Saturday was the 4H goat show, and the girls really enjoyed doing that for the first time – they earned blue ribbons in several events, with Holly and Ruby edging out Hana and Samy at the end.

Sunday and Monday topped off the long weekend, with pack and obstacle courses, knowledge tests and a quiz bowl, volunteering at the 4H exhibits and food stands, and lots of feeding, cleaning, and talking to the public.  The kids had earned enough ribbons to fill their walls (and enough premiums to treat themselves and their animals to some new gear).  By the time we pulled out of the fair Monday evening, we were all ready for a rest!

Collapsible Goat Milking & Grooming Stand


Earlier this year, we found a great deal on Craigslist for an old metal double milking stand that has worked great.  Both of our girls can work simultaneously on their goats, whether clipping hooves, trimming hair, washing, or whatever.  However, with the county fair coming up, we realized that the stand (which is about 10′ long and probably a good 100lbs+) wouldn’t work for that.  We needed a stand that could handle a 200+lb Boer yet still fold up small enough to fit in the truck when our goat transport box was in the bed.

We found a good number of options.  There are some great portable folding milking stands available, and their prices reflect their quality.  The ones that fit in our budget didn’t look like they’d handle one of our goats for too long, and the ones that could stand up to heavy use were well outside our budget.

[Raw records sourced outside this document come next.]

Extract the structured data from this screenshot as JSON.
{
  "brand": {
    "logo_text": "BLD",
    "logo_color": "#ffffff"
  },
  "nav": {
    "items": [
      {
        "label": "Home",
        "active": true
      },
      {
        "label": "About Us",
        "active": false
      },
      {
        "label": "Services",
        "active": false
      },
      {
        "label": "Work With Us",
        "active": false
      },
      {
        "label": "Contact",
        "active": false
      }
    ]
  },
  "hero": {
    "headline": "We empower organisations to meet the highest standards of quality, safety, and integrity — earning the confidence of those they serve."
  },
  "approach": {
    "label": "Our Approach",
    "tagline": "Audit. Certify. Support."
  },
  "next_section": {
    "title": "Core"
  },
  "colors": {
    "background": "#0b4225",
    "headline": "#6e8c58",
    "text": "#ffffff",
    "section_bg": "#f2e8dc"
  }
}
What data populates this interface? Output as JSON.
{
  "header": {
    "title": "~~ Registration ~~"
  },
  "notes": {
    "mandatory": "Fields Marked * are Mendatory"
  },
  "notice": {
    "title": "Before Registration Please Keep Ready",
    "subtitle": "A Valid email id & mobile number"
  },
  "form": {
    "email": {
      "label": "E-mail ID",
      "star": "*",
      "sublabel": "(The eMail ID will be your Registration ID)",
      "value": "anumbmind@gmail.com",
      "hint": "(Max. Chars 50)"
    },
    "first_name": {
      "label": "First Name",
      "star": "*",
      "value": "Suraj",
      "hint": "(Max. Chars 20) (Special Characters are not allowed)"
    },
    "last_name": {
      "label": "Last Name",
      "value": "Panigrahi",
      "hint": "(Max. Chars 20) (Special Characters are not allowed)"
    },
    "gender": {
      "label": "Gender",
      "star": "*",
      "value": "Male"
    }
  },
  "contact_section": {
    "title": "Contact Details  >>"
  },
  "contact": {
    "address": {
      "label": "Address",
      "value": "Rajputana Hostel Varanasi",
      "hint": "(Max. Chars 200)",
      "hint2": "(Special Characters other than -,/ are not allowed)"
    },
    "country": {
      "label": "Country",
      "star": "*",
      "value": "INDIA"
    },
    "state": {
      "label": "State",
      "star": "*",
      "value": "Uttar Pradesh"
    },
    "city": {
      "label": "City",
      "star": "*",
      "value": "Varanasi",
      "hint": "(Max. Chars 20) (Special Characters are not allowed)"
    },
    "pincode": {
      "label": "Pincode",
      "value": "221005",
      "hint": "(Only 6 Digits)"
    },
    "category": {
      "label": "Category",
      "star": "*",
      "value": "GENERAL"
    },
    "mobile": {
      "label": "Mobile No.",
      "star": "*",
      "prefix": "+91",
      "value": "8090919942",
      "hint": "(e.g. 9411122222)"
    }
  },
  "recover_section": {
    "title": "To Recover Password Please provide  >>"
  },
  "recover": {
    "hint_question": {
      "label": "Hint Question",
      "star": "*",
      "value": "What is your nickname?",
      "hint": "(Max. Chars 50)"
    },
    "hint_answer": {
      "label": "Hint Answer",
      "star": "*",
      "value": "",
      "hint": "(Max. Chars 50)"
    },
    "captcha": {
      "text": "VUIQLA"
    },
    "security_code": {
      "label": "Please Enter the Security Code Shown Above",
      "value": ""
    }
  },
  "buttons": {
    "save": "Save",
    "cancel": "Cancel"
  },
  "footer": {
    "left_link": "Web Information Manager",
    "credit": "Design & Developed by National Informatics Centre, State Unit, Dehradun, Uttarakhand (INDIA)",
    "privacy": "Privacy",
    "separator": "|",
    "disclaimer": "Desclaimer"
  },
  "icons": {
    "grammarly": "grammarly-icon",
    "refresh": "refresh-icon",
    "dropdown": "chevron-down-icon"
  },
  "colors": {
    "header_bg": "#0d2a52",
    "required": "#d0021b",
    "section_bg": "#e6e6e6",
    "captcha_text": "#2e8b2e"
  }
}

But I’ve got OK handyman skills, and woodworking and welding tools out in the garage, so I started to comb the net for plans.  I had to cut the metal ones out of the picture pretty quickly because of how expensive steel is right now.  The wooden plans I found weren’t quite what we were looking for.  I did find an interesting plan made from PVC, but though that might work well for a smaller milking breed, I think one of our does would make short work of it.  With the fair fast approaching, I still didn’t have an option.

That’s what graph paper, rulers, and pencils are for.  So, after a literal trip back to the drawing board, and another to Home Depot, we were ready to start.

We used plain-jane 2x4s and plywood for construction (with the exception of the legs, which I cut from pressure-treated lumber).  Total cost for supplies was about $45, including a pound of screws and two long bolts used as the pivot and adjustment pins for the stock.  Here’s the result, with Gracie locked in.

And here are the girls taking a break to pose while putting the stand to work as they trim Gracie’s hooves.

Because I tend to overdesign things (the kids were joking that if the hurricane in Florida moves North, they’ll use it as a shelter), it’s probably a bit heavier than it needed to be.  In fact, as I realized how stout it was, I actually took a few of my planned structural reinforcement pieces out of the plan.  The magic of the stand, however, is that it disassembles to pack flat – into a space about 3′ x 4′ x 10″ by sliding the legs and stock assembly out of the base.

The four legs slide out also.

The kids are in the process of painting and decorating, so this is how it looks right now.  I’ve still got a few tweaks to do (the stock is a bit too narrow and I plan to add a feed tray and some equipment hooks) but it’s ready for the fair.  It took most of a day to get the project from concept to paper to assembly, and we’re pretty happy with the payoff for the effort!